Molecular Horizons and School of Chemistry and Molecular Bioscience, University of Wollongong, and Illawarra Health and Medical Research Institute, Wollongong, New South Wales, Australia.
Protein Sci. 2019 Jun;28(6):990-1004. doi: 10.1002/pro.3615. Epub 2019 Apr 17.

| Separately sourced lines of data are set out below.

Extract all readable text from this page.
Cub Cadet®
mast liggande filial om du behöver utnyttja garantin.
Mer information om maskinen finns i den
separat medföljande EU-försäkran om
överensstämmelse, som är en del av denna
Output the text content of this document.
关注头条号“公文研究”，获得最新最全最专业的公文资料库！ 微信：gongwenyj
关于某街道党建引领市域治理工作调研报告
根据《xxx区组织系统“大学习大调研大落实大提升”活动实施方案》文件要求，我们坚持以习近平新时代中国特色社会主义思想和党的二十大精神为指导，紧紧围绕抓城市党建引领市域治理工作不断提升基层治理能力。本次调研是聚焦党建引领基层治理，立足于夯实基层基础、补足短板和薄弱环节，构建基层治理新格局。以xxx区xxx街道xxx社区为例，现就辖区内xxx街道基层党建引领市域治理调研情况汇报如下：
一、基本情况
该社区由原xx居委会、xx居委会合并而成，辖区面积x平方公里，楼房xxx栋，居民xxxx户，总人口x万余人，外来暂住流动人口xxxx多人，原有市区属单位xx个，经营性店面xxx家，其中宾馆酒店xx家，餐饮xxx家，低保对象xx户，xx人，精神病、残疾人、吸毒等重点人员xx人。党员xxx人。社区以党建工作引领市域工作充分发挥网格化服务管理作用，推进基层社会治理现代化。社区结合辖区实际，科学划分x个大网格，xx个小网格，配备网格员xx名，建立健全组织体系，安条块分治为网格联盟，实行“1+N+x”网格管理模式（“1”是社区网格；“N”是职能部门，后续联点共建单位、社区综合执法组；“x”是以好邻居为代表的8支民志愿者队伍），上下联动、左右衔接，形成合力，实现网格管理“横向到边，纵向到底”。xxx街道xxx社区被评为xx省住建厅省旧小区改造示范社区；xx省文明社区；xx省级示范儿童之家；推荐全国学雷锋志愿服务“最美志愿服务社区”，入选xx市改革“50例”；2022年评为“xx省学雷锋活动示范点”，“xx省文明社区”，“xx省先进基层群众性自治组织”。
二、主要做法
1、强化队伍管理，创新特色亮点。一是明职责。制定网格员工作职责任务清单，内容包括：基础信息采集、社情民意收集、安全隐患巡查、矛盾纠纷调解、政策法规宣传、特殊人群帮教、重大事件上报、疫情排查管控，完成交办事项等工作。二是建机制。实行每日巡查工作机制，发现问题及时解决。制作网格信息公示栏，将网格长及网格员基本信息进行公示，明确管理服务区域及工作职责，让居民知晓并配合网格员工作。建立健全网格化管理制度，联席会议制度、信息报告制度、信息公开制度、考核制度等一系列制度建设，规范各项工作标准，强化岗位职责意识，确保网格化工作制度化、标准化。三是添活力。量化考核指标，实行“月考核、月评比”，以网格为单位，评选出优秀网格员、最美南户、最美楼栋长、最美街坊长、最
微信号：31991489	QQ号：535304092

DNA replication mechanisms are conserved across all organisms. The proteins required to initiate, coordinate, and complete the replication process are best characterized in model organisms such as Escherichia coli. These include nucleotide triphosphate-driven nanomachines such as the DNA-unwinding helicase DnaB and the clamp loader complex that loads DNA-clamps onto primer-template junctions. DNA-clamps are required for the processivity of the DNA polymerase III core, a heterotrimer of α, ε, and θ, required for leading- and lagging-strand synthesis. DnaB binds the DnaG primase that synthesizes RNA primers on both strands. Representative structures are available for most classes of DNA replication proteins, although there are gaps in our understanding of their interactions and the structural transitions that occur in nanomachines such as the helicase, clamp loader, and replicase core as they function. Reviewed here is the structural biology of these bacterial DNA replication proteins and prospects for future research.
DNA 复制机制在所有生物体中都被保守。启动、协调和完成复制过程所需的蛋白质在模式生物如大肠杆菌中得到了最好的描述。这些蛋白质包括核苷酸三磷酸驱动的纳米机器,如 DNA 解旋酶 DnaB 和加载 DNA 夹到引物-模板连接处的夹取器复合物。DNA 夹对于 DNA 聚合酶 III 核心的持续性是必需的,该核心是 α、ε 和 θ 的异三聚体,用于前导链和滞后链的合成。DnaB 结合 DnaG 引发酶,该酶在两条链上合成 RNA 引物。大多数类别的 DNA 复制蛋白都有代表性结构,但我们对它们的相互作用以及在解旋酶、夹取器复合物和复制酶核心等纳米机器中发生的结构转变的理解仍存在空白,这些纳米机器在发挥功能时会发生这些转变。本文综述了这些细菌 DNA 复制蛋白的结构生物学及其未来研究前景。